Anthology, Inc. — Representation of Anthology, Inc. and 26 of its affiliates (Anthology) in their prearranged Chapter 11 cases in the United States Bankruptcy Court for the Southern District of Texas. Anthology is a leading provider of education technology, serving academic institutions, businesses and governments in more than eighty countries. Anthology entered Chapter 11 with the support of their prepetition lenders following an extensive prepetition marketing process for Anthology’s assets, which culminated in the execution of two asset purchase agreements with stalking horse bidders for the sale of three of Anthology’s four business segments. The prepetition lenders serving as the DIP lenders also entered into a restructuring support agreement with Anthology which provides, among other things, the funding of an approximately $100 million debtor-in-possession financing facility consisting of $50 million of new money and a $50 million “roll-up” of prepetition debt and a reorganization transaction effectuated through a Chapter 11 plan around Anthology’s remaining business segment.
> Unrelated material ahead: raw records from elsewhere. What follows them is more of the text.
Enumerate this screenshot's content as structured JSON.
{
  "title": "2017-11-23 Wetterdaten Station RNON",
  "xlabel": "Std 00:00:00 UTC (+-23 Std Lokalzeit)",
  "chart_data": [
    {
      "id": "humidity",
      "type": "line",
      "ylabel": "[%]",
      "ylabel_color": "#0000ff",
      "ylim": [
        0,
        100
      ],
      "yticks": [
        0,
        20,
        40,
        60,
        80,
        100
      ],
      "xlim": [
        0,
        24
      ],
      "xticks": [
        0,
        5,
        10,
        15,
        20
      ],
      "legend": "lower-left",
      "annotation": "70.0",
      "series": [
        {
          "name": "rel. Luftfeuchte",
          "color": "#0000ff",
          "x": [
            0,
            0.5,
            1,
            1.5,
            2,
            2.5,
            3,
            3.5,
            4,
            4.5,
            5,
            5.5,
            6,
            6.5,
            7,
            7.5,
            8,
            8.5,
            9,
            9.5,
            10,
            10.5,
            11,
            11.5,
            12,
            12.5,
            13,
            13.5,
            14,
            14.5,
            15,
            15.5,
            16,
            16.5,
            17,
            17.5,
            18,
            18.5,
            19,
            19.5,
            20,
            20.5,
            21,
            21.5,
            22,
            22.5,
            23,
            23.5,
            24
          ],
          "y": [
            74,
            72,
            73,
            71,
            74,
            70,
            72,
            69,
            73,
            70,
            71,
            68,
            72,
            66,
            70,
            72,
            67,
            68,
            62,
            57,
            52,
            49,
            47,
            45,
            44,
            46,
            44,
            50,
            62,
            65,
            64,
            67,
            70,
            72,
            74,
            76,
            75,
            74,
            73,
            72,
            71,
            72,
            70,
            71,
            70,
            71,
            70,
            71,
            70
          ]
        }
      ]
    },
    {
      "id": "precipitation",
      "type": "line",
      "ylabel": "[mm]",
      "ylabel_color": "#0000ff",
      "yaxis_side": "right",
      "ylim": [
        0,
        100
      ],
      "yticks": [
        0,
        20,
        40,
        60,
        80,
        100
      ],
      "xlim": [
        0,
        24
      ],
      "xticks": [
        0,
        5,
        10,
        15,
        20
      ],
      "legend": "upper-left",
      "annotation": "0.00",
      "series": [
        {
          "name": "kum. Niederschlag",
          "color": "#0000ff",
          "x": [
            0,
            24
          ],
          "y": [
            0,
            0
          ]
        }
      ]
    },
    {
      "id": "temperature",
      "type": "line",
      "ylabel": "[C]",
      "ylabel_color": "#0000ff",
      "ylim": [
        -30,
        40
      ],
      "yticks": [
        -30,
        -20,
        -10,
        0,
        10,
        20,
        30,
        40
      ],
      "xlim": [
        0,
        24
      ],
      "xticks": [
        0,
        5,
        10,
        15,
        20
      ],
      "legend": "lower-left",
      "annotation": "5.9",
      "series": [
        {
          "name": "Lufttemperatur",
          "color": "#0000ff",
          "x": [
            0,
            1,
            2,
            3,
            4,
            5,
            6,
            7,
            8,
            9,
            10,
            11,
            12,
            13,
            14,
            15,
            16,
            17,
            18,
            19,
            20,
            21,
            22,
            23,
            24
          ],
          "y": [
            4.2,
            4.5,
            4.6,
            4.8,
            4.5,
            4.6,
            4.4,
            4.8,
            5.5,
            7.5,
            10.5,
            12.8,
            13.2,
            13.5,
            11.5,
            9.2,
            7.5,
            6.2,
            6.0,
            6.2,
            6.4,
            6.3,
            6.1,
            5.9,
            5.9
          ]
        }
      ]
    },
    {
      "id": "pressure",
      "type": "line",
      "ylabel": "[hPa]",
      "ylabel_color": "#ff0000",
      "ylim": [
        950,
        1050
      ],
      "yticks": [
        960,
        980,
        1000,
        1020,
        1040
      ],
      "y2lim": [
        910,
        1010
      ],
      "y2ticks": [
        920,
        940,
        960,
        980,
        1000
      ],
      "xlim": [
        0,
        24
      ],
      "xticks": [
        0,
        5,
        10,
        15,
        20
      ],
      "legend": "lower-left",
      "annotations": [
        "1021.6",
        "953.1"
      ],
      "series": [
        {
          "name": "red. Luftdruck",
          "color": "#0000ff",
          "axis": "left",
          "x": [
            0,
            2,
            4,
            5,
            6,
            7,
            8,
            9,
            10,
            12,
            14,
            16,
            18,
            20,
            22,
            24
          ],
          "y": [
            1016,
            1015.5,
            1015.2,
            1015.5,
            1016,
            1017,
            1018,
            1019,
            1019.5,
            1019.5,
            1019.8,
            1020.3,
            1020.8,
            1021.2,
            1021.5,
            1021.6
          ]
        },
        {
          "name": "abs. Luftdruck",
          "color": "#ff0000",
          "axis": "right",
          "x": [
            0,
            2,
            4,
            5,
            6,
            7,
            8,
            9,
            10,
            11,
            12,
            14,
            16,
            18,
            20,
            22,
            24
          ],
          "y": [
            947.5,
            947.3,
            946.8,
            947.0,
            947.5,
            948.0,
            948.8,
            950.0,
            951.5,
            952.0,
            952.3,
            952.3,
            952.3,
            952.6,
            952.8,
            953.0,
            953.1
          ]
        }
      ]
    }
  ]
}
Zips Car Wash, LLC — Representation of Zips Car Wash, LLC and certain of its affiliates in their prearranged Chapter 11 cases in the U.S Bankruptcy Court for the Northern District of Texas. Zips is one of the largest privately held car wash operators in the United States, with more than 260 locations across 23 states. Zips entered Chapter 11 to implement a pre-negotiated restructuring plan supported by 100% of its lenders, who hold over $650 million in debt obligations. Through the restructuring, Zips will eliminate $280 million of funded debt, shed hundreds of millions of dollars in lease liabilities and obtain $30 million in new money financing to fund the reorganized business.
Thrasio — Representation of Thrasio Holdings, Inc. and 240 of its affiliates in their prearranged Chapter 11 cases in the U.S. Bankruptcy Court for the District of New Jersey. Thrasio is the largest aggregator of Amazon brands in the world. Thrasio entered Chapter 11 with a restructuring support agreement widely supported by its lenders, and, upon exit from Chapter 11, comprehensively restructured over $3 billion of funded debt and preferred equity obligations and injected $90 million of new money financing into the go-forward business.
Rite Aid Corporation — Representation of Rite Aid Corporation (Rite Aid) and 119 of its affiliates in their Chapter 11 cases in the U.S. Bankruptcy Court for the District of New Jersey. Rite Aid entered its Chapter 11 cases with $3.45 billion in debtor-in possession financing. Following months of negotiations including court-ordered mediation with all of Rite Aid’s key stakeholders, as well as several bet-the-company disputes and obtaining an additional $75 million in debtor-in-possession financing later in the cases, Rite Aid was able to delever its balance sheet by approximately $2 billion through a recapitalization transaction with its senior secured noteholders and resolve more than $2.5 billion in pending and threatened litigation. Rite Aid emerged from Chapter 11 on August 30, 2024 with $2.975 billion in committed exit financing, a new go-forward supply contract with McKesson (Rite Aid’s largest vendor and the provider of 98% of Rite Aid’s just-in-time prescriptions), settlement agreements or controlled substance injunctive terms with the Department of Justice and 15 states in which Rite Aid conducts business, and a leaner, more efficient real estate footprint.